Сказанное не означает, что читателям запрещают видеть Евгения и Татьяну как живых людей, равно как и обсуждать их коллизии и перипетии. Это всегда было, есть и будет. Однако надо помнить, что при этом ситуация романа, пройдя через несколько не заметных для сознания интеллектуальных операций, уже переведена из поэтического мира стихов в мир жизненных реалий и конфликтов. В результате подобной транспозиции, внутреннего перевода из одной реальности в другую, стихотворное осуществление "Онегина" вычеркивается, не оставаясь даже фоном. Неудивительно, что те, кто учит литературу по учебникам, фактически не подозревают о стихотворном романе. Такая возможность подтверждается одним из определений культуры: она состоит из нового, перекомбинированного старого и того, что "не существует". Так перестают существовать онегинские стихи, хотя "роман", странным образом, остается. Настоящий "Онегин" выткан стихами, и на его стиховом ковре можно без конца рассматривать словесные орнаменты, представляющие нашему внутреннему взору поэтические очертания героев, ландшафтов, деревень, городов, рек и морей, которые превращаются в неизгладимую симфонию "волшебных звуков, чувств и дум". Такие "переводы" не отторгают, а, напротив, погружают читателя в стихотворный мир романа.

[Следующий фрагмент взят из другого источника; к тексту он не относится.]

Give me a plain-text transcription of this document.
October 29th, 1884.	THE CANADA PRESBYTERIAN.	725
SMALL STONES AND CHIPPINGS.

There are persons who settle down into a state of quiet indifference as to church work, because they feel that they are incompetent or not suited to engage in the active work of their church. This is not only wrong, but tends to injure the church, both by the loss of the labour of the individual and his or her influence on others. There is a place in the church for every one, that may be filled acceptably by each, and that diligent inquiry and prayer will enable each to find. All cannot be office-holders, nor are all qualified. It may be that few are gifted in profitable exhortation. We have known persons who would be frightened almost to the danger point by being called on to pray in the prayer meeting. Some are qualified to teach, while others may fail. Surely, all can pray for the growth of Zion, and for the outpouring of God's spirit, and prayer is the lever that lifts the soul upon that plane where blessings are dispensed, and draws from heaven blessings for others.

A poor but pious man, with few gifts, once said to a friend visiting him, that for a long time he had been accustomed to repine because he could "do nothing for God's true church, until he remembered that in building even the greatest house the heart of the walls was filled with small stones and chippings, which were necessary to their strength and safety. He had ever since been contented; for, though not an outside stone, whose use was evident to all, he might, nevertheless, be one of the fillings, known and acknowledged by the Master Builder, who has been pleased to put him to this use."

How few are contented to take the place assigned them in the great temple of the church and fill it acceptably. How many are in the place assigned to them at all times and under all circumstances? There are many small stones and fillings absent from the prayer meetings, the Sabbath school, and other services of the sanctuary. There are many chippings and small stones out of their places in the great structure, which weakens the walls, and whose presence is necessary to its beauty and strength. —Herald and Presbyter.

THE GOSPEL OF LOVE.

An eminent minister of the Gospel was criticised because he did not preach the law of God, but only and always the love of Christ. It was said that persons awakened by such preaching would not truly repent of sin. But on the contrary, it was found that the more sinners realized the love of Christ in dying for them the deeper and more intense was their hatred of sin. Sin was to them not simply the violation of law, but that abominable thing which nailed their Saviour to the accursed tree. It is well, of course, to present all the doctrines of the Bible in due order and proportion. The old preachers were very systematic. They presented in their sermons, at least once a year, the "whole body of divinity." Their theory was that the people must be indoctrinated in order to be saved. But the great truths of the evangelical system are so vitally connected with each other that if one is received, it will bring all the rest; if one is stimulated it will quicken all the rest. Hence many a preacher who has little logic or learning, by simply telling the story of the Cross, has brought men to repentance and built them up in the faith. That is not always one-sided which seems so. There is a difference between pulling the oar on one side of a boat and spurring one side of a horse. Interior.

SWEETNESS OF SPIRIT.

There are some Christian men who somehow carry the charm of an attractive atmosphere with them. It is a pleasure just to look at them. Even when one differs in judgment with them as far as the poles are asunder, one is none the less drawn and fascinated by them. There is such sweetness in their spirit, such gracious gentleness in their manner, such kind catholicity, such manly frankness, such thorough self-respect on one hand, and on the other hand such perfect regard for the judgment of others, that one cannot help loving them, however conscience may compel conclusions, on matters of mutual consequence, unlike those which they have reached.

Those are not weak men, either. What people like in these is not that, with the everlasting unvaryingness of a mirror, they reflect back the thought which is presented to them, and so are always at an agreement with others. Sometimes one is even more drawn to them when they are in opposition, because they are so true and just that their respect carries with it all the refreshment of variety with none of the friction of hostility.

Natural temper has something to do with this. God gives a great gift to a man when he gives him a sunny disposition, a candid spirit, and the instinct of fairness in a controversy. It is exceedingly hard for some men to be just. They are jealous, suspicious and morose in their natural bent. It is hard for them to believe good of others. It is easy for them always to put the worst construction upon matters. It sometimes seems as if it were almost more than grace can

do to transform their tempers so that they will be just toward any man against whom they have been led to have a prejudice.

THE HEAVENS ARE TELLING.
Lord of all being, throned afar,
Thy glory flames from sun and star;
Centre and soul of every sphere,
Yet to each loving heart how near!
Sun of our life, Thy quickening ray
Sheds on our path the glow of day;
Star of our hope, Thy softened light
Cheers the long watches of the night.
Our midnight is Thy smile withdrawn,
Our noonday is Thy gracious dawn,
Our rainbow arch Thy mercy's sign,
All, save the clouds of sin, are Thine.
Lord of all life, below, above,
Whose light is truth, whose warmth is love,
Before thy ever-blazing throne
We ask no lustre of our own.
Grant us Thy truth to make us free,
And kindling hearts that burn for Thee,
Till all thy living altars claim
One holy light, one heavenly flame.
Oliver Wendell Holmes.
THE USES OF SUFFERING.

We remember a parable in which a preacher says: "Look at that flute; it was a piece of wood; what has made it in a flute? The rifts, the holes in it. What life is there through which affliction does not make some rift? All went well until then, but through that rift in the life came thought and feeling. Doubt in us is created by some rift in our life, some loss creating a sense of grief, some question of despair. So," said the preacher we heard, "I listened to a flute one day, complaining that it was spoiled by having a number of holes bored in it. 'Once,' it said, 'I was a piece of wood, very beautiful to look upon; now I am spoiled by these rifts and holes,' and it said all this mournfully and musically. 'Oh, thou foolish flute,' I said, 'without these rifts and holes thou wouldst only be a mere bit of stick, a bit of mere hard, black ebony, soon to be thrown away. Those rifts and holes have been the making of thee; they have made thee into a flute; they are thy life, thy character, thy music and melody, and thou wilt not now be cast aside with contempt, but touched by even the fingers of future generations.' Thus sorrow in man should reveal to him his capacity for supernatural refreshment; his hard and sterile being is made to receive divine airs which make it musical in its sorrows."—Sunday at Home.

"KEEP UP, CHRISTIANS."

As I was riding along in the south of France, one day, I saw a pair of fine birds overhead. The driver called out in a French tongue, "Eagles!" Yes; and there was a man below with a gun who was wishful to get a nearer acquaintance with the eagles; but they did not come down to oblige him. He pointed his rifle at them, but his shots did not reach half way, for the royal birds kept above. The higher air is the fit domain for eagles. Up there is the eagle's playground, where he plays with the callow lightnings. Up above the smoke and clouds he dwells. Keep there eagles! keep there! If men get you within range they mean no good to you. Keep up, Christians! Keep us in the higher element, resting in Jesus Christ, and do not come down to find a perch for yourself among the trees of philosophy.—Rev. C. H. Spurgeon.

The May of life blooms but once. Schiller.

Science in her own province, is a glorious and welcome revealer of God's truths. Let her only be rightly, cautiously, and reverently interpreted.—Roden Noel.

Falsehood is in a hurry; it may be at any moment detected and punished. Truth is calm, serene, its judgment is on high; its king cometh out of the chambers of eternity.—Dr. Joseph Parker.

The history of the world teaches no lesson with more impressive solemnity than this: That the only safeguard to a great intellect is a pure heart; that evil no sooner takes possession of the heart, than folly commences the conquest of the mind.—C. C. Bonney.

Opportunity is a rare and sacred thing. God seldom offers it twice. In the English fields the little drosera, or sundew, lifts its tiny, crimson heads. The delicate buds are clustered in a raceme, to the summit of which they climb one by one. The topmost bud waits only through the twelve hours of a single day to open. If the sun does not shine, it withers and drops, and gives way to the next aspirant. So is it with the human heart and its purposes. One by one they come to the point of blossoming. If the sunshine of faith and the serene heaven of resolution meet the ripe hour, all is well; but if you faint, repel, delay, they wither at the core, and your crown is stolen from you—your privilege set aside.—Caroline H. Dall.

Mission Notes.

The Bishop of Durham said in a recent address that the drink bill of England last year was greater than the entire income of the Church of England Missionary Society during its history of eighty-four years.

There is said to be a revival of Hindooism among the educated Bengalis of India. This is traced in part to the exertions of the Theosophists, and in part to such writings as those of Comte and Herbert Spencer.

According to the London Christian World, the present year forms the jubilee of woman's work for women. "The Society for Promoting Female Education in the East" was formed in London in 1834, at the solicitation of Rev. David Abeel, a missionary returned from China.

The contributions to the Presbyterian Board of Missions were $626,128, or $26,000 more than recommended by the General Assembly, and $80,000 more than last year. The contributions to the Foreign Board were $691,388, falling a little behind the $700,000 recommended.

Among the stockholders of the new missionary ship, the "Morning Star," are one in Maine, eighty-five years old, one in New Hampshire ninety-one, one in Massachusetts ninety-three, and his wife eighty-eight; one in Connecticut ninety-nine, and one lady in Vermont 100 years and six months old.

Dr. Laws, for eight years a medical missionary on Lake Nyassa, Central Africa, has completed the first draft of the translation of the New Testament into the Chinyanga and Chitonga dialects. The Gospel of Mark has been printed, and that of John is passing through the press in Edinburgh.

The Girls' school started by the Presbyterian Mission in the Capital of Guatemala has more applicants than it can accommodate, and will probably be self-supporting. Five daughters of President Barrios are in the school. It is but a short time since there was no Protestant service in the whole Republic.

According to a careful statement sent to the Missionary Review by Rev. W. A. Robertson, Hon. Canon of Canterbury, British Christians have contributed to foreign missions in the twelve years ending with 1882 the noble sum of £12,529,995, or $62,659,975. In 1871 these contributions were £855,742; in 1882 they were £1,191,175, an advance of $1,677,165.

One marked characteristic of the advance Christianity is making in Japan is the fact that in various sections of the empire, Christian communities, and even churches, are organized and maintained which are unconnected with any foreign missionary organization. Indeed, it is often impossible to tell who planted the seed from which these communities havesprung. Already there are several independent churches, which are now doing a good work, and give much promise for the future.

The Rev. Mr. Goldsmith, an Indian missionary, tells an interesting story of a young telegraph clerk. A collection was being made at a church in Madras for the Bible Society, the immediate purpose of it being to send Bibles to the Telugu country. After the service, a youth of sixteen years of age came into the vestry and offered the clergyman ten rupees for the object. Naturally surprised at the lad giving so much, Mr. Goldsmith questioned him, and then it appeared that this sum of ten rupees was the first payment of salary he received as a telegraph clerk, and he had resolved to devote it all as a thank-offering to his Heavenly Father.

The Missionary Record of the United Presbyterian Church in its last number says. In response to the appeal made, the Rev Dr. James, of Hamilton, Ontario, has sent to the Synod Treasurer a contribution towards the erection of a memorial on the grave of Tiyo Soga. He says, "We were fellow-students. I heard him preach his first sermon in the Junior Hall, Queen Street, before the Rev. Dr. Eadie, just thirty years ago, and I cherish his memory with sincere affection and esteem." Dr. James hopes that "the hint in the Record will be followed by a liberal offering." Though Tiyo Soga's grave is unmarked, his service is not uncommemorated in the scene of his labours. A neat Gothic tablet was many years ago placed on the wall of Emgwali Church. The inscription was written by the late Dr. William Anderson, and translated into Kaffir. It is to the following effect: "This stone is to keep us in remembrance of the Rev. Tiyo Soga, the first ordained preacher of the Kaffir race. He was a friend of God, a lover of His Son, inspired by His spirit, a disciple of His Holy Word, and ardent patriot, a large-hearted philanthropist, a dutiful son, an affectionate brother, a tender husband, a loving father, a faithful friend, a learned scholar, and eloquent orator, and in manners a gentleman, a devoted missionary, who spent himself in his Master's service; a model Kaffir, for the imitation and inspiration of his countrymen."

Общая стилевая картина может реализоваться в различных направлениях. Начнем с превращения стиля в стилистику, с особенностей онегинского стихового слова, с уровня "клеточек" поэтического организма. "Онегин" требует чтения вплотную к тексту, он втягивает в стиховой поток, ритмизуемый подъемом и ниспадением строф, и читатель, испытывая как бы прикосновение поэтических слов, воспринимает их стилистический ореол и фактуру. Для лексики романа характерна стилистическая полифония, то есть гармонизированное сочетание слов с различной речевой окраской. Если в лирике онегинского времени Пушкин создает стихотворения в различной стилистике, соблюдая, однако, внутри текста уравновешенную стилевую манеру, а в элегии следуя правилам "школы гармонической точности", то есть отбору слов, поэтически просвеченных жанровыми контекстами, то в стихотворном романе он собирает несовпадающие лексико-стилистические сферы и пишет текст на их пересечении. Это возможно потому, что Пушкин как лирический поэт с глубокой эпической подосновой умеет и входить в ту или иную стилистику, и, вместе с тем, как бы слегка дистанцироваться от нее. Для Пушкина материалом является не только язык, но и стиль, и поэтому можно сказать, что он пишет не в том или ином стиле, а стилями.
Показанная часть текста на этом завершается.